12. The discussion should be largely improved and reorganized for more relevant and critical discussion with your results rather than a list of examples from other researches.

[Response] Thank you so much for the important suggestions about Discussion section. According to reviewer’s suggestions, we have tried to reorganized and modified all the inappropriate contents of Discussion section. We hoped the modified discussion section seemed to be more critical and logical when stating our opinions about the results. We have marked-up all the modified contents of the discussion section by highlighting them.

13. Overall, the authors should take more care of the organization and spelling of the manuscripts because too many typos were found in the text. More detailed and explicit methods should be represented to the readers since lots of parameters used in this study.

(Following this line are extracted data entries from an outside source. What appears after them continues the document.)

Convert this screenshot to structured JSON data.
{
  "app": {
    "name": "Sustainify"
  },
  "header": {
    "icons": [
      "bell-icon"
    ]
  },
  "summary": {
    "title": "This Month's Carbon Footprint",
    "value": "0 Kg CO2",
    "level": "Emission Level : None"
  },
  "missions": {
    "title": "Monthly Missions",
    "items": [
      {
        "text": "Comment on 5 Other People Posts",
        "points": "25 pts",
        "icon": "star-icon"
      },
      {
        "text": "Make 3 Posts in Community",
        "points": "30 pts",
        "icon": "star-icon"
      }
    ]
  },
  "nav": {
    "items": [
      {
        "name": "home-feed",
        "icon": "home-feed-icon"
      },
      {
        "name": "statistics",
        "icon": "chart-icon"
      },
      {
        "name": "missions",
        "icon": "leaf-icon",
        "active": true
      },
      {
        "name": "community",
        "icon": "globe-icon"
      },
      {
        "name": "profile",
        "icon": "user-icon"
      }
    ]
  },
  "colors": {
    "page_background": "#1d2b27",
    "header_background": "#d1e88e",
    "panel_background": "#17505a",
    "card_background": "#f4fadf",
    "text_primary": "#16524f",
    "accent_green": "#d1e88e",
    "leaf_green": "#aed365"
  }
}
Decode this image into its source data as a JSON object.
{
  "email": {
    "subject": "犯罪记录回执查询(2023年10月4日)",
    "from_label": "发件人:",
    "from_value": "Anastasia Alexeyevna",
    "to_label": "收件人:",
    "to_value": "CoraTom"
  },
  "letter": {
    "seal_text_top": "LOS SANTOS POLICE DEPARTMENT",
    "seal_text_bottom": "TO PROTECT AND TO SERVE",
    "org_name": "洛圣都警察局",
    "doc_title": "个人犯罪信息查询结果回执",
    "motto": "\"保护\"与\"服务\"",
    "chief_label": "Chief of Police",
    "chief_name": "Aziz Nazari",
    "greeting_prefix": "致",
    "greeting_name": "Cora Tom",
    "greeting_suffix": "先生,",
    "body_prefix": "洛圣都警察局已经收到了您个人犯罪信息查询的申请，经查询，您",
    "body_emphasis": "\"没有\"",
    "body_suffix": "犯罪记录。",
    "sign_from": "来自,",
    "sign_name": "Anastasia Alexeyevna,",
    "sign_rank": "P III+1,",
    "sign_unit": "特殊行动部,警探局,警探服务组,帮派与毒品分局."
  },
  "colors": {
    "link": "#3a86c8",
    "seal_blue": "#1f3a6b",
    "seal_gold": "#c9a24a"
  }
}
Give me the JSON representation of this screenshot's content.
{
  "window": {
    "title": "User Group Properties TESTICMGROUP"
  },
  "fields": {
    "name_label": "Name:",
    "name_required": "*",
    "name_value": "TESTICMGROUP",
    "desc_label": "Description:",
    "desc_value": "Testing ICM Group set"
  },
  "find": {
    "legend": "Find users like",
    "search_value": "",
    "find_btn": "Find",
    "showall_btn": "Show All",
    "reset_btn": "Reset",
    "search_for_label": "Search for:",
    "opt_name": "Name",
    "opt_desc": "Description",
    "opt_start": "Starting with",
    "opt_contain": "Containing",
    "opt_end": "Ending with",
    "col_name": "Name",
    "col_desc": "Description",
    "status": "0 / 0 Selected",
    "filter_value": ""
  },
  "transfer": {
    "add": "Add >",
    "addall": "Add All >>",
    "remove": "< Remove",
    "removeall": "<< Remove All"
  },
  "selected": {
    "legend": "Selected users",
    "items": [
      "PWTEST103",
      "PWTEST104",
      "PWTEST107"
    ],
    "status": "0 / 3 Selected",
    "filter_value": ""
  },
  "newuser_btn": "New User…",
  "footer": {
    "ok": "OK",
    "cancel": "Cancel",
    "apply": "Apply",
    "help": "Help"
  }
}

[Response] Sorry for the poor writing in previous manuscript. We thank the reviewer for careful editing and constructive comments that helped us improve the manuscript. Following the reviewer’s comments, we have nearly rewritten the whole manuscript and carefully checked the grammars throughout the revised manuscript. We had tried our best to make our writings more accurate and understandable for the readers. We have also checked and modified the whole contents in methods section thoughtfully, in order to let the reader to understand experimental procedures in details and the meaning of all the parameters. We also rechecked all the data calculated depending on the formulas in the method section. We have marked all the modified contents by highlighting them.